Узнав, что в убийстве подозревают няню, она решила, если ту осудят, непременно признаться в содеянном, а если осудят ее – совершить самоубийство. Она рассказала также, что до совершения убийства подпала под влияние духа зла, но ни тогда, ни прежде не считала, что он несет большую ответственность за данное преступление, чем за любое иное злое дело. На протяжении года до этих событий она не молилась, не молилась и потом, до самого переезда в Брайтон. Она сказала, что возрождением религиозного чувства обязана мыслям о предстоящем обряде конфирмации.
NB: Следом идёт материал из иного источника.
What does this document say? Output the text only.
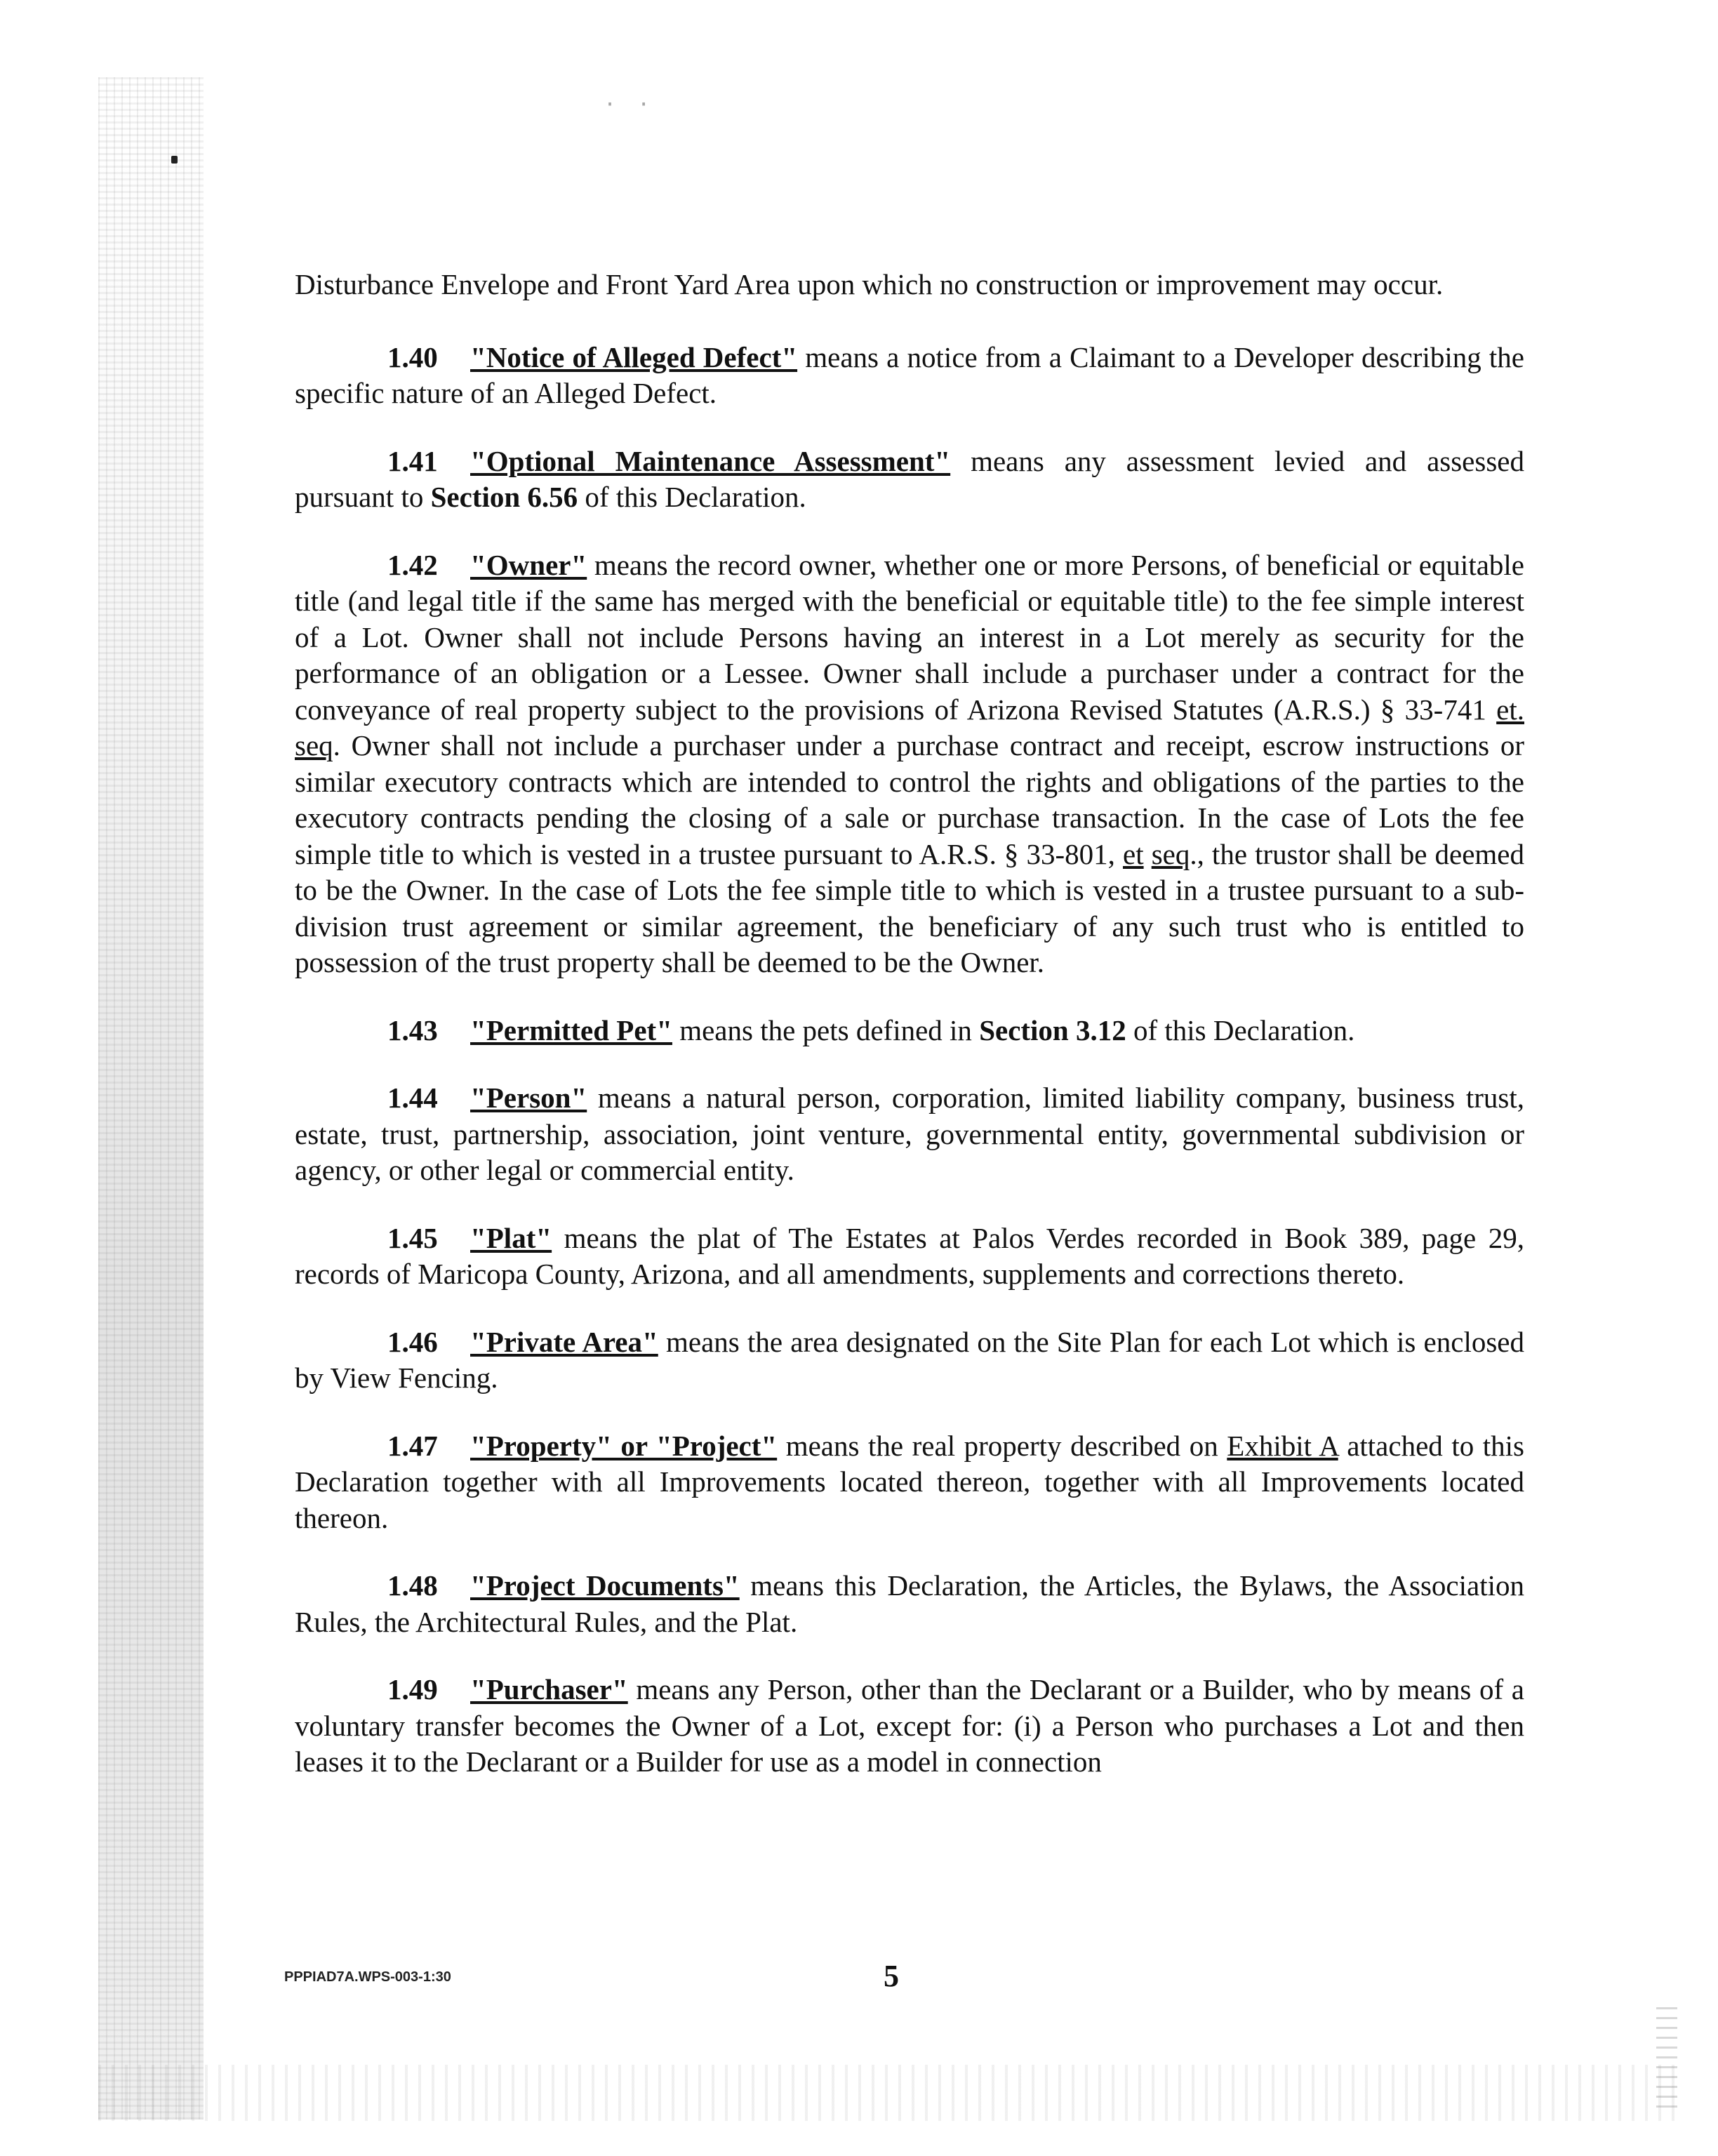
· ·

Disturbance Envelope and Front Yard Area upon which no construction or improvement may occur.

1.40 "Notice of Alleged Defect" means a notice from a Claimant to a Developer describing the specific nature of an Alleged Defect.

1.41 "Optional Maintenance Assessment" means any assessment levied and assessed pursuant to Section 6.56 of this Declaration.

1.42 "Owner" means the record owner, whether one or more Persons, of beneficial or equitable title (and legal title if the same has merged with the beneficial or equitable title) to the fee simple interest of a Lot. Owner shall not include Persons having an interest in a Lot merely as security for the performance of an obligation or a Lessee. Owner shall include a purchaser under a contract for the conveyance of real property subject to the provisions of Arizona Revised Statutes (A.R.S.) § 33-741 et. seq. Owner shall not include a purchaser under a purchase contract and receipt, escrow instructions or similar executory contracts which are intended to control the rights and obligations of the parties to the executory contracts pending the closing of a sale or purchase transaction. In the case of Lots the fee simple title to which is vested in a trustee pursuant to A.R.S. § 33-801, et seq., the trustor shall be deemed to be the Owner. In the case of Lots the fee simple title to which is vested in a trustee pursuant to a sub-division trust agreement or similar agreement, the beneficiary of any such trust who is entitled to possession of the trust property shall be deemed to be the Owner.

1.43 "Permitted Pet" means the pets defined in Section 3.12 of this Declaration.

1.44 "Person" means a natural person, corporation, limited liability company, business trust, estate, trust, partnership, association, joint venture, governmental entity, governmental subdivision or agency, or other legal or commercial entity.

1.45 "Plat" means the plat of The Estates at Palos Verdes recorded in Book 389, page 29, records of Maricopa County, Arizona, and all amendments, supplements and corrections thereto.

1.46 "Private Area" means the area designated on the Site Plan for each Lot which is enclosed by View Fencing.

1.47 "Property" or "Project" means the real property described on Exhibit A attached to this Declaration together with all Improvements located thereon, together with all Improvements located thereon.

1.48 "Project Documents" means this Declaration, the Articles, the Bylaws, the Association Rules, the Architectural Rules, and the Plat.

1.49 "Purchaser" means any Person, other than the Declarant or a Builder, who by means of a voluntary transfer becomes the Owner of a Lot, except for: (i) a Person who purchases a Lot and then leases it to the Declarant or a Builder for use as a model in connection

PPPIAD7A.WPS-003-1:30	5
Заканчивается письмо замечанием, что хотя, с точки зрения автора, Констанс нельзя считать психически неуравновешенной, еще в детстве она обнаруживала «странные наклонности» и «поразительную твердость характера», из чего следует, что «к худу ли, к добру ли, но жизнь ей предстоит необычная». Если содержать ее в одиночке, предостерегает доктор Бакнилл, она может-таки впасть в безумие.[102]102
  В лекции «Умопомешательство как юридическая проблема», прочитанной тринадцать лет спустя – в апреле 1878 г. – в Королевском медицинском колледже, Бакнилл продолжил разговор о мотивах, толкнувших Констанс на преступление. У девушки «копились ярость и мстительное чувство» по отношению к своей «несдержанной мачехе», вызванные унизительными репликами, которая та отпускала по адресу ее «полупомешанной» матери. Констанс попыталась было убежать от «ненавистной» матери, но была поймана и возвращена домой; тогда она и приняла твердое решение отомстить. Яд показался ей «недостаточным наказанием», и она решила убить Сэвила. «Ужасная история, – замечает Бакнилл, – но кто не испытает сострадания при мысли о семейных несчастьях, которые за ней стоят?» Цит.: Мэйкок У. «Знаменитые преступления и знаменитые преступники», 1890.


[Закрыть]

В эмоциональном смысле исповедь, выслушанная Бакнил-лом, отличается мрачной отстраненностью, какая вообще-то свойственна такого рода преступлениям. Осуществление убийства требует подавления всех чувств. В момент гибели Сэвила внимание убийцы сосредоточивается не на трупе, а на колеблющемся пламени; «Свеча догорела».

Ясное и в то же время холодное по тону повествование несколько удивляет своей двусмысленностью. Никаких точек над i, вопреки поспешным утверждениям прессы Констанс не расставила. Как ей удалось одной рукой откинуть и расправить постельное белье, если в другой она держала крупного, почти четырехлетнего, ребенка? Каким образом, по-прежнему держа его на руках, она подняла окно в гостиной? Как ухитрилась проскользнуть через проем, даже не разбудив мальчика, а затем зажечь свечу в туалете? Зачем ей понадобилась фланелька и почему никто раньше не замечал ее в комнате Констанс? Почему на ночной рубашке оказалось лишь две-три капли крови, если она резанула мальчика несколько раз? Каким образом те, кто обыскивал дом после совершения убийства, сумели не заметить пропажи ночной рубашки, а также бритвы Сэмюела Кента? Как, наконец, девушке удалось нанести столь глубокие раны бритвой, ведь медики в один голос утверждали, что это невозможно? Правда, некоторые детали, пусть даже еще более осложняя картину, представляются убедительными: например, суеверный страх, охвативший Констанс, когда не оправдалось ее предположение, что «крови не будет очень много», трудно надумать, он кажется вполне натуральным.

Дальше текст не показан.